Arschang Valipour, der auch das Karl Landsteiner Institut für Lungenforschung und Pneumologische Onkologie leitet, bedauert, dass Forschung in Österreich noch immer nicht den "positiven Spin" hat, der ihr zustehen würde. Aber überall dort, wo klinische Forschung passiere, sei die Behandlungsqualität höher.

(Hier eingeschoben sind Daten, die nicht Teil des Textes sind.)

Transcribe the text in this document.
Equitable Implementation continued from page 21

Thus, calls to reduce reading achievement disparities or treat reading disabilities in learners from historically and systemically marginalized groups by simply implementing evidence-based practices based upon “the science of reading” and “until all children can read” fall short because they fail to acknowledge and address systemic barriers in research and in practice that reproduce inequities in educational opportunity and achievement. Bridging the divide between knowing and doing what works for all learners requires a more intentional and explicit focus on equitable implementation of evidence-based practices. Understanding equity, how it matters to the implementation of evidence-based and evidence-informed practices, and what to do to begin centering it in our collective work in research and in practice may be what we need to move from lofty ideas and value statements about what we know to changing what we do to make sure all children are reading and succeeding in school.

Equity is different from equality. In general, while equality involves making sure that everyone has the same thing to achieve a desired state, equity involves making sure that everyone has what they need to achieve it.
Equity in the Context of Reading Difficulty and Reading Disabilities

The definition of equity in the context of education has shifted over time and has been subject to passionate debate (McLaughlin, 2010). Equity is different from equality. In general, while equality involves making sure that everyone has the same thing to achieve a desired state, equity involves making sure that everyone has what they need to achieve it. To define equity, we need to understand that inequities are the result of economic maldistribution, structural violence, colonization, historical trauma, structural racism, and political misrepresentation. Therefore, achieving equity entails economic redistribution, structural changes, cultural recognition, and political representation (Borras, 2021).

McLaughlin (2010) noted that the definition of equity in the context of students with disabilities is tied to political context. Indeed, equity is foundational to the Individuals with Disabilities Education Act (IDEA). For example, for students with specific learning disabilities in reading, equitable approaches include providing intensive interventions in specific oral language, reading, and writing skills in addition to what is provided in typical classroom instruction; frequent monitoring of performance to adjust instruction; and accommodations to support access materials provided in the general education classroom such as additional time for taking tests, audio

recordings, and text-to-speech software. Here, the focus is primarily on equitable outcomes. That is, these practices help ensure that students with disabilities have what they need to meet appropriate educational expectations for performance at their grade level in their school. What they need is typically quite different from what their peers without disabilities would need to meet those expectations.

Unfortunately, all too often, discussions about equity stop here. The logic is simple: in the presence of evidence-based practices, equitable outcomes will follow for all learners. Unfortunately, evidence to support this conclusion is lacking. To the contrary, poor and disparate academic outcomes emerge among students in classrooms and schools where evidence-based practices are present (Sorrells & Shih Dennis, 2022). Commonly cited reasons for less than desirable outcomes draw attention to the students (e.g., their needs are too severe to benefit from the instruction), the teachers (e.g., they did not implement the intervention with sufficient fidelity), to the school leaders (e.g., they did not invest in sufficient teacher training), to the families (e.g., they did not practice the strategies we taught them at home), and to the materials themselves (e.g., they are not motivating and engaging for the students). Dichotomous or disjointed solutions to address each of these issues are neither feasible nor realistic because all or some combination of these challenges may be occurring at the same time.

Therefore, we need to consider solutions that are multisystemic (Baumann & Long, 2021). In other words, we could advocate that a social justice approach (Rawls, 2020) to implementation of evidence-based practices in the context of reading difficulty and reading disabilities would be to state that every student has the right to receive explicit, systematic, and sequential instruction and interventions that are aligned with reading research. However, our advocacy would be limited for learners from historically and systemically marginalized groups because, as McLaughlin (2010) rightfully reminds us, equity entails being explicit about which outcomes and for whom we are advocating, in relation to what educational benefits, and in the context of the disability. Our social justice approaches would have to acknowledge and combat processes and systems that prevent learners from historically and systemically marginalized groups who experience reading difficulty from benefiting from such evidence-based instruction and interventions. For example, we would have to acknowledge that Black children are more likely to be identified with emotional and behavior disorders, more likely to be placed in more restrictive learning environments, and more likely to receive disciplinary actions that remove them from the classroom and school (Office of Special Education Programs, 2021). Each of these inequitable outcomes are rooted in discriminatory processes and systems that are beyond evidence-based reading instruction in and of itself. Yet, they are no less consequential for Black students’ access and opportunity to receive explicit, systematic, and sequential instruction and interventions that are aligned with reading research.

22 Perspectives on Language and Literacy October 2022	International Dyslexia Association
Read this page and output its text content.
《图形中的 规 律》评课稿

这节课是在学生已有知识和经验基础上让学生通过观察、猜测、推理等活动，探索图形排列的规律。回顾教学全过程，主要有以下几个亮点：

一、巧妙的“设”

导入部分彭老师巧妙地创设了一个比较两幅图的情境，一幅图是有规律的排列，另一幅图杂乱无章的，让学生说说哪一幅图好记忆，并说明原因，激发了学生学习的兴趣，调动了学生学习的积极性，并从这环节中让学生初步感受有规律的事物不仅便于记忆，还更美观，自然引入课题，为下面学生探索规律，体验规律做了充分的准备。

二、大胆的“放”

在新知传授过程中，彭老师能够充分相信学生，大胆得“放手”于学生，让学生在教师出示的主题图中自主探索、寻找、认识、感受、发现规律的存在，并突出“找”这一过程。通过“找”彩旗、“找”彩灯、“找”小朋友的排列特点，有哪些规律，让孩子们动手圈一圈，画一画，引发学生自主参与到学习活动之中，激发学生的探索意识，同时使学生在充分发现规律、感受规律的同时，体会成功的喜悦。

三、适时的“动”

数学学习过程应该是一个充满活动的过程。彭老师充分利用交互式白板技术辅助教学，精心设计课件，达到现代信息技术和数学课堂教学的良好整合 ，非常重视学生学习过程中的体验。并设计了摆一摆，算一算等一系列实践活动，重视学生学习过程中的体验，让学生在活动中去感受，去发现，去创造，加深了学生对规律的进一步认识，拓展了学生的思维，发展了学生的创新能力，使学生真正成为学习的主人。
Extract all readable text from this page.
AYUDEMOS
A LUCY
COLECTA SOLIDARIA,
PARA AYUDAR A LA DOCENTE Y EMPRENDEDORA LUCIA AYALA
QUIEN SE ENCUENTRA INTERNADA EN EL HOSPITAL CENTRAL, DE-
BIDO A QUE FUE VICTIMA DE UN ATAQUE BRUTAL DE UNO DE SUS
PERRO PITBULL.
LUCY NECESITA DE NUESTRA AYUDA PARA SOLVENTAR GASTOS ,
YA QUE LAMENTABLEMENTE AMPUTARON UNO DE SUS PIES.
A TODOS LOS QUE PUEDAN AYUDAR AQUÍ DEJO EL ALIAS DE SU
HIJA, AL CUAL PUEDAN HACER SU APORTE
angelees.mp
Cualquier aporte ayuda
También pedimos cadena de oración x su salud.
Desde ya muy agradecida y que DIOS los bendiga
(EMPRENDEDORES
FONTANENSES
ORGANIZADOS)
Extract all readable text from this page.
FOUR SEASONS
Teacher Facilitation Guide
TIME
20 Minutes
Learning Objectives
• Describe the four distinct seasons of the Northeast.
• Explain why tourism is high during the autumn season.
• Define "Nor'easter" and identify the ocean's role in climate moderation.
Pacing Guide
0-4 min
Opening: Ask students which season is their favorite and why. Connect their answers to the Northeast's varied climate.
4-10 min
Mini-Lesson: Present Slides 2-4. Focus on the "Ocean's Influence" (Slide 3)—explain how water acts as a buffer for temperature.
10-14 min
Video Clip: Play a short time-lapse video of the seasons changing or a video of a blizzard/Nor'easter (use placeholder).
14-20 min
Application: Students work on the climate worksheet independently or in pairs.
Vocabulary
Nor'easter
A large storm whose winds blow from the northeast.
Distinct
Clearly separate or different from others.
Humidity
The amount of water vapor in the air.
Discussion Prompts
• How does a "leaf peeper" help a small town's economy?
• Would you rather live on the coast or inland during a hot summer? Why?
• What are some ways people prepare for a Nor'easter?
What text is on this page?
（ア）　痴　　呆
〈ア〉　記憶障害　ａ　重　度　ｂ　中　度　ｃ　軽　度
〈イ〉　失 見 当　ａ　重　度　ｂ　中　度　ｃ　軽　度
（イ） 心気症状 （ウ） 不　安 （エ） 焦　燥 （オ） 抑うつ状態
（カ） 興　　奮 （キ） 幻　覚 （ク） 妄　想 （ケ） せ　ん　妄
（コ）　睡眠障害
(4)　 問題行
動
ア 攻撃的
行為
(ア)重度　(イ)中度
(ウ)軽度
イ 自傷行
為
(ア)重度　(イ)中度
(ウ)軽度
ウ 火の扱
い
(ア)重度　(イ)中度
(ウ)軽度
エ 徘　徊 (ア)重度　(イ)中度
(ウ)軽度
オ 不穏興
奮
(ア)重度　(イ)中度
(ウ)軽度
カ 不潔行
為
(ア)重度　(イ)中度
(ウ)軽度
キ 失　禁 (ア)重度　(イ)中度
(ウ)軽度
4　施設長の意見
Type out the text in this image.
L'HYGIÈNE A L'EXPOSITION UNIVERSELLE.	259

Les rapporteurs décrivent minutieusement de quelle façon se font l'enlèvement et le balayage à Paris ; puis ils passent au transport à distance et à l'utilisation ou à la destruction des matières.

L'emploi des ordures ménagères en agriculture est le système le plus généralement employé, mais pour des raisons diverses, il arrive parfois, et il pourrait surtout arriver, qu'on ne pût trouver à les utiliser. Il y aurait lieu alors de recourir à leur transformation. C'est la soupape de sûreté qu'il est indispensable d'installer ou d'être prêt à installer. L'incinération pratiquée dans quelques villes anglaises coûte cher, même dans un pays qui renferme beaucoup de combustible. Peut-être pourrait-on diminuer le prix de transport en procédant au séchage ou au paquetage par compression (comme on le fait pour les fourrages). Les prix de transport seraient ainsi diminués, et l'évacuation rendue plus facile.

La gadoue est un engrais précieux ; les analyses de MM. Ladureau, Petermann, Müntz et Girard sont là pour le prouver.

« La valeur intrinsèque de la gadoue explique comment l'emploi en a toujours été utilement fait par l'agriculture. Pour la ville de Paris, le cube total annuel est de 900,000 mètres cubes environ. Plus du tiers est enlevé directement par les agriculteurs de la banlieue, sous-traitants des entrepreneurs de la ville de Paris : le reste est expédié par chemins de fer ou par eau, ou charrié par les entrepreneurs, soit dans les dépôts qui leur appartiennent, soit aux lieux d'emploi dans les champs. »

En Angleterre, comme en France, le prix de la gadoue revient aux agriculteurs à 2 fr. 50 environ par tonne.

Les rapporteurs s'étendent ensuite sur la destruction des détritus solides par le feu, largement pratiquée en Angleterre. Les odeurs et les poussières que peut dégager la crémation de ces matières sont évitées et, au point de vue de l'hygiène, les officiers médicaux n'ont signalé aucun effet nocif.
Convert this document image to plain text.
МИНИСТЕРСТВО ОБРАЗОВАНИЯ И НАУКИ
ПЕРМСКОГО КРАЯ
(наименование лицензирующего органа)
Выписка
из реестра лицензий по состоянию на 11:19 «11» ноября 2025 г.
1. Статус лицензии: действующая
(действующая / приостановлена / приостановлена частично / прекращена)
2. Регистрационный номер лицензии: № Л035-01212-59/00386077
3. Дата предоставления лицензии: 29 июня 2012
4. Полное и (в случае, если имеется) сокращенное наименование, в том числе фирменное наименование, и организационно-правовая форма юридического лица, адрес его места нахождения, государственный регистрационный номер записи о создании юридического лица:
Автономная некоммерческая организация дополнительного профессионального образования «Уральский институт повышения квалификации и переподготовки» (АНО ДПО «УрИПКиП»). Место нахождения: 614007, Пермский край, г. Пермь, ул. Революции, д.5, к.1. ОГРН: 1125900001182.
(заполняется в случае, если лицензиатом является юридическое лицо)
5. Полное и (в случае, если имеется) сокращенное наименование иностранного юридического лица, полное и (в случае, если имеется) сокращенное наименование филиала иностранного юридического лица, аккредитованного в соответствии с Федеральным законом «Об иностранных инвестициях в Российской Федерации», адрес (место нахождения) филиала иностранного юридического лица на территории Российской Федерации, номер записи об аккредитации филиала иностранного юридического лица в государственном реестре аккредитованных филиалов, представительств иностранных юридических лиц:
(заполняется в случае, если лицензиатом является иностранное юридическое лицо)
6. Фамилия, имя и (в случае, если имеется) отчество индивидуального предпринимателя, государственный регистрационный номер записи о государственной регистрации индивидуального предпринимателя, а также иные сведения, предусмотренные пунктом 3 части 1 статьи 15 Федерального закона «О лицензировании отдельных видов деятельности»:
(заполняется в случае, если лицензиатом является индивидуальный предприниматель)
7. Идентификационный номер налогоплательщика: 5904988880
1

295 klinische Studien wurden 2023 in Österreich durchgeführt, auch hier entfällt der größte Anteil (41 Prozent) auf Krebserkrankungen. "Diese Studien ermöglichen den Patientinnen und Patienten den frühen Zugang zu den neuesten Entwicklungen und gewährleisten eine engmaschige Betreuung", betont Julia Guizani, Präsidentin des FOPI. Mehr als 42 Milliarden Euro investiert die europäische Pharmaindustrie pro Jahr in die Forschung. Mit einer Forschungs- und Entwicklungsquote von 12,4 Prozent vom Umsatz sei die europäische Pharmaindustrie die mit Abstand forschungsintensivste Branche aller Technologiesektoren – deutlich vor der IT – und der Autoindustrie, sagte Guizani. Im Forum der forschenden pharmazeutischen Industrie sind 25 Pharmaunternehmen in Österreich vertreten.